TringMe's platform is called VoicePHP. Regular ol' PHP is an existing Web language used to write the front end of dynamic application-rich websites like Facebook and Digg. TringMe says its VoicePHP isn't an extension or add-on that requires any new knowledge, as would learning the APIs for other telephony Web apps like Gizmo5. PHP is the same ubiquitous language developers use now, except the inputs and outputs simply use speech instead of text on a screen. To see how it works, click here.
Since so many developers already write in PHP, it means they can easily create voice applications for their websites that can both take speech commands and talk back to users. It should make Internet calling to phones easier, too, democratizing some of the functions that took sites like GrandCentral a long time to pioneer.
What's been the hold up? In the past, developers who wanted to make Web voice apps needed to use something called VoiceXML, a voice-tailored version of XML, or "extensible markup language." But XML was meant to store and present data, not create applications, so it requires lots of new learning, workarounds, and hacks. PHP, by contrast, is a real programming language with real app-building power.

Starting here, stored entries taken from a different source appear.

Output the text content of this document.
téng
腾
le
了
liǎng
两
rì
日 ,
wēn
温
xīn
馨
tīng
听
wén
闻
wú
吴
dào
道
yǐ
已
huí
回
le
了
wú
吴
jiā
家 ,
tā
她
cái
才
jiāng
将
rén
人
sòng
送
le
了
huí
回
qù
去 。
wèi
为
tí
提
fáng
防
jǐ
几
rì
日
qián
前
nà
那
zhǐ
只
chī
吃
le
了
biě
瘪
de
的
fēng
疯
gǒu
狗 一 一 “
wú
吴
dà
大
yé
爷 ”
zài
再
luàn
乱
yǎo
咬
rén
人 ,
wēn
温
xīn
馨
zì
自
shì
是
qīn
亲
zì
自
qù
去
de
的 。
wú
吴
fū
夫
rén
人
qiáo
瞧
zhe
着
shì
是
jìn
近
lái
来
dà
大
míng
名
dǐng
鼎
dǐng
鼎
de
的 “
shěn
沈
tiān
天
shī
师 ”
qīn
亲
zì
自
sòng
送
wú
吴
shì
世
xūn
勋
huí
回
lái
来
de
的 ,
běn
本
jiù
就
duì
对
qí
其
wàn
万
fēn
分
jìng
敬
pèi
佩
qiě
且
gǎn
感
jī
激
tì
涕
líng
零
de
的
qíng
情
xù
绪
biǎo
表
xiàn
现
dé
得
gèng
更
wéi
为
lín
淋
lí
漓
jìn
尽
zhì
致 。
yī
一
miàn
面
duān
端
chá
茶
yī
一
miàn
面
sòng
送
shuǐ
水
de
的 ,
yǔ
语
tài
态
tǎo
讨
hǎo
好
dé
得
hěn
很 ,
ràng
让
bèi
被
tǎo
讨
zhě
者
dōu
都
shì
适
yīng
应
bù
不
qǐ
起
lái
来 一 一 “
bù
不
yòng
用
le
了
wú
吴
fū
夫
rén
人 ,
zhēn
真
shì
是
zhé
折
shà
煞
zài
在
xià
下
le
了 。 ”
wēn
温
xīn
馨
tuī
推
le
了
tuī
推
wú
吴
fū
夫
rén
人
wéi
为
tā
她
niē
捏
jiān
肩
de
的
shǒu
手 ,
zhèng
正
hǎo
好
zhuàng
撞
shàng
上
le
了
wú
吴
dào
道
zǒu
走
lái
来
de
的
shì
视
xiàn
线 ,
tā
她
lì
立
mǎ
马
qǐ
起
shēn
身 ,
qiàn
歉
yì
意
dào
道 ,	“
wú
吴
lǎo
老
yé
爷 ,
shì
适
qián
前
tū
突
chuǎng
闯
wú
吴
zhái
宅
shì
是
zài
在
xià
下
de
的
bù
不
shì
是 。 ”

TringMe's APIs will allow developers to build voice apps with front ends in Adobe [ADBE] Air, Flash, AJAX, HTML and other popular languages, meaning they can be used on smartphone platforms like Windows Mobile and the iPhone OS. (The most incredible of these technologies, Adobe Air, is the force behind powerful Web apps like eBay Desktop.) TringMe claims that its short learning curve means less time experimenting, lower cost, and less time to market -- with much more breadth of use. Think of what the easy-to-use PayPal platform did for small retailers accepting online payments. Could TringMe be a stepping stone towards the proliferation of Web telephony?
TringMe's founder, Yusuf Motiwala, seems to think so, and he knows the industry; he did stints at Lucent and Texas Instruments before starting up TringMe in Bangalore. His blog can be found here; on the right side of the page, there's a TringMe button that lets you leave him a voicemail.
But while cars, phones, and now Web languages are getting more voice-oriented, users seem to be getting more old-fashioned about inputting data. After all -- if speaking was really preferable to typing, then why are text messaging rates going through the roof, despite carriers' price increases? Why hasn't speech-to-text word processing software like Dragon's excellent NaturallySpeaking overtaken typing, a task no one seems to particularly love? And why do emails seem to more often replace phone calls than snail mail?
The brains behind TringMe aren't the only ones bullish on Web via voice though. In February, Bill Gates told an audience at Carnegie Mellon that spoken natural language search is "one of the big bets we're making" at Microsoft [MSFT]. ChaCha and Google allow you to do voice searches by phone, but haven't made any moves towards PC implementation.
Maybe Gates and Motiwala are right, and voice-powered Web is one of those futuristic technologies we never knew we needed. Let's hope it's more like wireless electricity and less like like the Segway.